Nearly one-third of children lose their Supplemental Security Income (SSI) when they turn 18 years old. If you’re the parent of a disabled child in Indiana, you might have a lot of worries about the future. You can’t guarantee what will happen, but you might be able to help your child retain his or her benefits.
What happens when disabled children turn 18?
Once your child turns 18, the Social Security Administration (SSA) will review the situation to see if he or she still needs assistance for young adults with disabilities. The SSA might ask for extensive information about your child’s medical situation. This could include information about hospital visits, medications, surgeries, classes, counseling sessions, and more. Additionally, the SSA might ask for more information about people who could verify your child’s condition.

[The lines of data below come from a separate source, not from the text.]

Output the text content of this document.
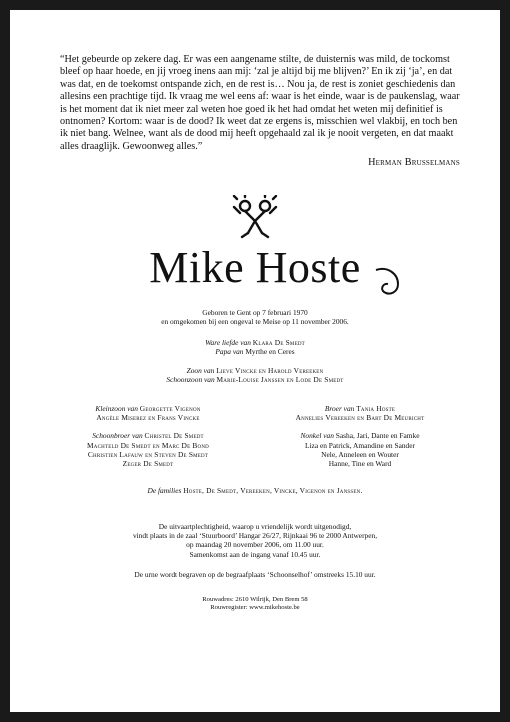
“Het gebeurde op zekere dag. Er was een aangename stilte, de duisternis was mild, de tockomst bleef op haar hoede, en jij vroeg inens aan mij: ‘zal je altijd bij me blijven?’ En ik zij ‘ja’, en dat was dat, en de toekomst ontspande zich, en de rest is… Nou ja, de rest is zoniet geschiedenis dan allesins een prachtige tijd. Ik vraag me wel eens af: waar is het einde, waar is de paukenslag, waar is het moment dat ik niet meer zal weten hoe goed ik het had omdat het weten mij definitief is ontnomen? Kortom: waar is de dood? Ik weet dat ze ergens is, misschien wel vlakbij, en toch ben ik niet bang. Welnee, want als de dood mij heeft opgehaald zal ik je nooit vergeten, en dat maakt alles draaglijk. Gewoonweg alles.”

Herman Brusselmans
Mike Hoste

Geboren te Gent op 7 februari 1970

en omgekomen bij een ongeval te Meise op 11 november 2006.

Ware liefde van Klara De Smedt

Papa van Myrthe en Ceres

Zoon van Lieve Vincke en Harold Vereeken

Schoonzoon van Marie-Louise Janssen en Lode De Smedt

Kleinzoon van Georgette Vigenon

Angèle Miserez en Frans Vincke

Schoonbroer van Christel De Smedt

Machteld De Smedt en Marc De Bond

Christien Lafauw en Steven De Smedt

Zeger De Smedt

Broer van Tania Hoste

Annelies Vereeken en Bart De Meuricht

Nonkel van Sasha, Jari, Dante en Famke

Liza en Patrick, Amandine en Sander

Nele, Anneleen en Wouter

Hanne, Tine en Ward

De families Hoste, De Smedt, Vereeken, Vincke, Vigenon en Janssen.

De uitvaartplechtigheid, waarop u vriendelijk wordt uitgenodigd,

vindt plaats in de zaal ‘Stuurboord’ Hangar 26/27, Rijnkaai 96 te 2000 Antwerpen,

op maandag 20 november 2006, om 11.00 uur.

Samenkomst aan de ingang vanaf 10.45 uur.

De urne wordt begraven op de begraafplaats ‘Schoonselhof’ omstreeks 15.10 uur.

Rouwadres: 2610 Wilrijk, Den Brem 58

Rouwregister: www.mikehoste.be
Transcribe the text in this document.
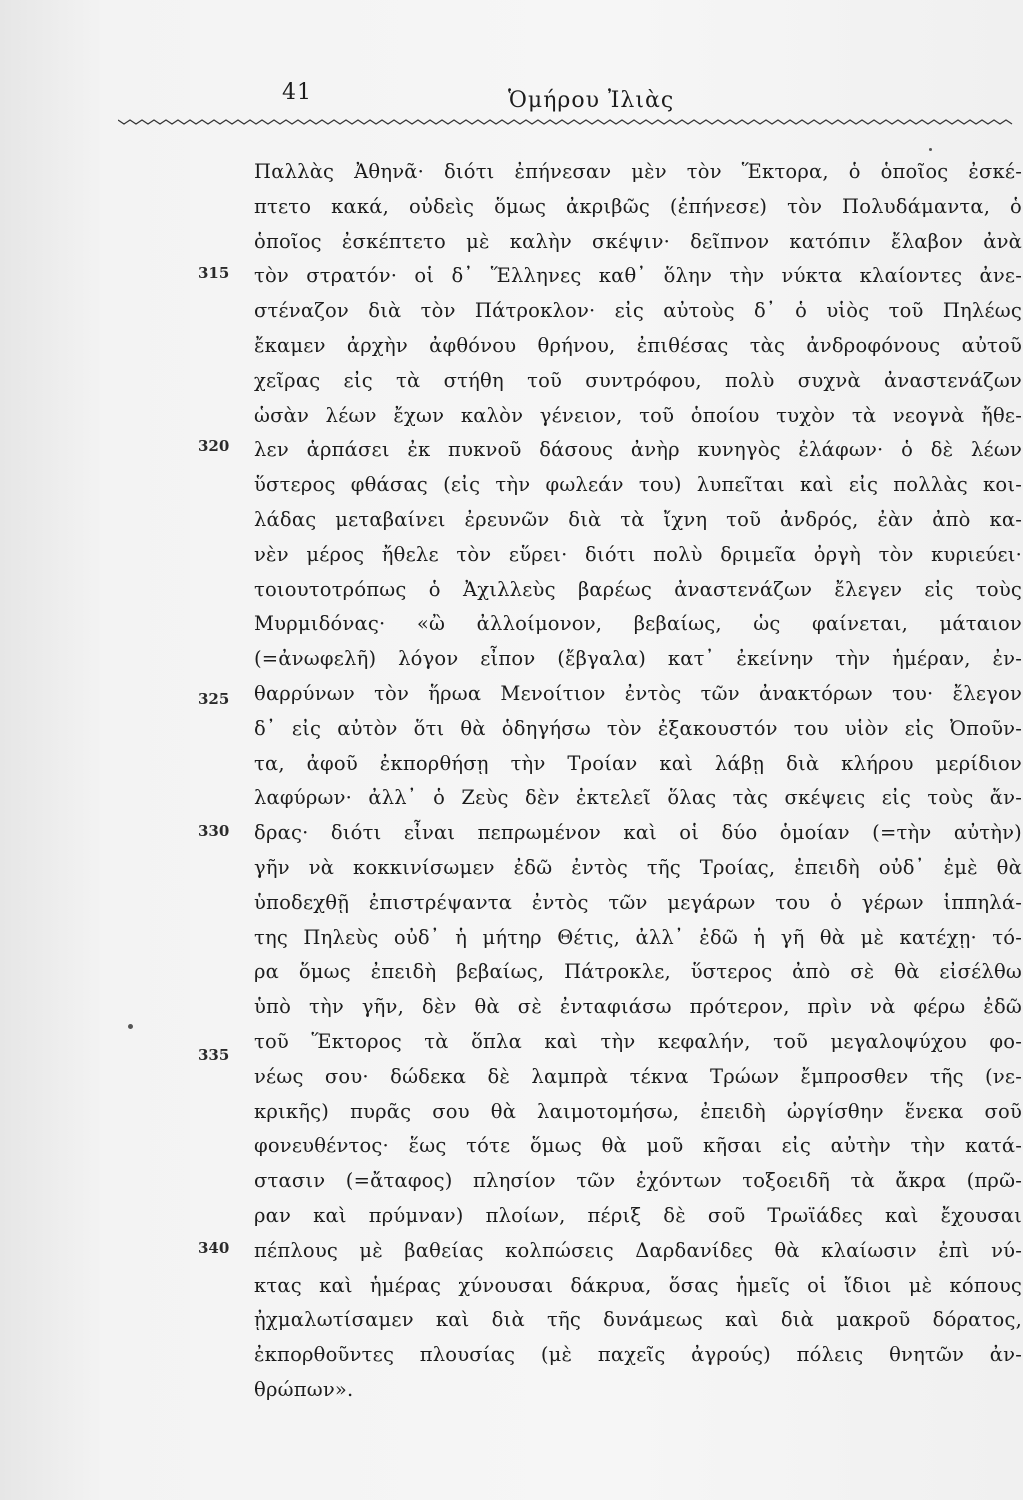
41	Ὁμήρου Ἰλιὰς
315
320
325
330
335
340
Παλλὰς Ἀθηνᾶ· διότι ἐπήνεσαν μὲν τὸν Ἕκτορα, ὁ ὁποῖος ἐσκέ-
πτετο κακά, οὐδεὶς ὅμως ἀκριβῶς (ἐπήνεσε) τὸν Πολυδάμαντα, ὁ
ὁποῖος ἐσκέπτετο μὲ καλὴν σκέψιν· δεῖπνον κατόπιν ἔλαβον ἀνὰ
τὸν στρατόν· οἱ δ᾽ Ἕλληνες καθ᾽ ὅλην τὴν νύκτα κλαίοντες ἀνε-
στέναζον διὰ τὸν Πάτροκλον· εἰς αὐτοὺς δ᾽ ὁ υἱὸς τοῦ Πηλέως
ἔκαμεν ἀρχὴν ἀφθόνου θρήνου, ἐπιθέσας τὰς ἀνδροφόνους αὐτοῦ
χεῖρας εἰς τὰ στήθη τοῦ συντρόφου, πολὺ συχνὰ ἀναστενάζων
ὡσὰν λέων ἔχων καλὸν γένειον, τοῦ ὁποίου τυχὸν τὰ νεογνὰ ἤθε-
λεν ἁρπάσει ἐκ πυκνοῦ δάσους ἀνὴρ κυνηγὸς ἐλάφων· ὁ δὲ λέων
ὕστερος φθάσας (εἰς τὴν φωλεάν του) λυπεῖται καὶ εἰς πολλὰς κοι-
λάδας μεταβαίνει ἐρευνῶν διὰ τὰ ἴχνη τοῦ ἀνδρός, ἐὰν ἀπὸ κα-
νὲν μέρος ἤθελε τὸν εὕρει· διότι πολὺ δριμεῖα ὀργὴ τὸν κυριεύει·
τοιουτοτρόπως ὁ Ἀχιλλεὺς βαρέως ἀναστενάζων ἔλεγεν εἰς τοὺς
Μυρμιδόνας· «ὢ ἀλλοίμονον, βεβαίως, ὡς φαίνεται, μάταιον
(=ἀνωφελῆ) λόγον εἶπον (ἔβγαλα) κατ᾽ ἐκείνην τὴν ἡμέραν, ἐν-
θαρρύνων τὸν ἥρωα Μενοίτιον ἐντὸς τῶν ἀνακτόρων του· ἔλεγον
δ᾽ εἰς αὐτὸν ὅτι θὰ ὁδηγήσω τὸν ἐξακουστόν του υἱὸν εἰς Ὀποῦν-
τα, ἀφοῦ ἐκπορθήσῃ τὴν Τροίαν καὶ λάβῃ διὰ κλήρου μερίδιον
λαφύρων· ἀλλ᾽ ὁ Ζεὺς δὲν ἐκτελεῖ ὅλας τὰς σκέψεις εἰς τοὺς ἄν-
δρας· διότι εἶναι πεπρωμένον καὶ οἱ δύο ὁμοίαν (=τὴν αὐτὴν)
γῆν νὰ κοκκινίσωμεν ἐδῶ ἐντὸς τῆς Τροίας, ἐπειδὴ οὐδ᾽ ἐμὲ θὰ
ὑποδεχθῇ ἐπιστρέψαντα ἐντὸς τῶν μεγάρων του ὁ γέρων ἱππηλά-
της Πηλεὺς οὐδ᾽ ἡ μήτηρ Θέτις, ἀλλ᾽ ἐδῶ ἡ γῆ θὰ μὲ κατέχῃ· τό-
ρα ὅμως ἐπειδὴ βεβαίως, Πάτροκλε, ὕστερος ἀπὸ σὲ θὰ εἰσέλθω
ὑπὸ τὴν γῆν, δὲν θὰ σὲ ἐνταφιάσω πρότερον, πρὶν νὰ φέρω ἐδῶ
τοῦ Ἕκτορος τὰ ὅπλα καὶ τὴν κεφαλήν, τοῦ μεγαλοψύχου φο-
νέως σου· δώδεκα δὲ λαμπρὰ τέκνα Τρώων ἔμπροσθεν τῆς (νε-
κρικῆς) πυρᾶς σου θὰ λαιμοτομήσω, ἐπειδὴ ὠργίσθην ἕνεκα σοῦ
φονευθέντος· ἕως τότε ὅμως θὰ μοῦ κῆσαι εἰς αὐτὴν τὴν κατά-
στασιν (=ἄταφος) πλησίον τῶν ἐχόντων τοξοειδῆ τὰ ἄκρα (πρῶ-
ραν καὶ πρύμναν) πλοίων, πέριξ δὲ σοῦ Τρωϊάδες καὶ ἔχουσαι
πέπλους μὲ βαθείας κολπώσεις Δαρδανίδες θὰ κλαίωσιν ἐπὶ νύ-
κτας καὶ ἡμέρας χύνουσαι δάκρυα, ὅσας ἡμεῖς οἱ ἴδιοι μὲ κόπους
ᾐχμαλωτίσαμεν καὶ διὰ τῆς δυνάμεως καὶ διὰ μακροῦ δόρατος,
ἐκπορθοῦντες πλουσίας (μὲ παχεῖς ἀγρούς) πόλεις θνητῶν ἀν-
θρώπων».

When your child becomes 18 years old, he or she will have to meet a different set of qualifications for SSI. A disability attorney could help you prove to the SSA that your child still needs assistance. The SSA might deny your claim if it has reason to believe that your child can go back to work. This could include evidence that your child’s condition has improved or that he or she has held down a regular job.
However, you can appeal the decision if the SSA rejects your claim. Your child might continue receiving SSI payments if you file an appeal within 10 days of the rejection. Either way, you’ll need to appeal within 60 days to get the SSA to review your child’s case.
Does your child have to lose SSI?
While many children lose their SSI benefits when they turn 18, your child doesn’t have to be one of them. An attorney could help your child meet the new qualifications and continue receiving SSI as he or she enters adulthood or suggest other options for your child.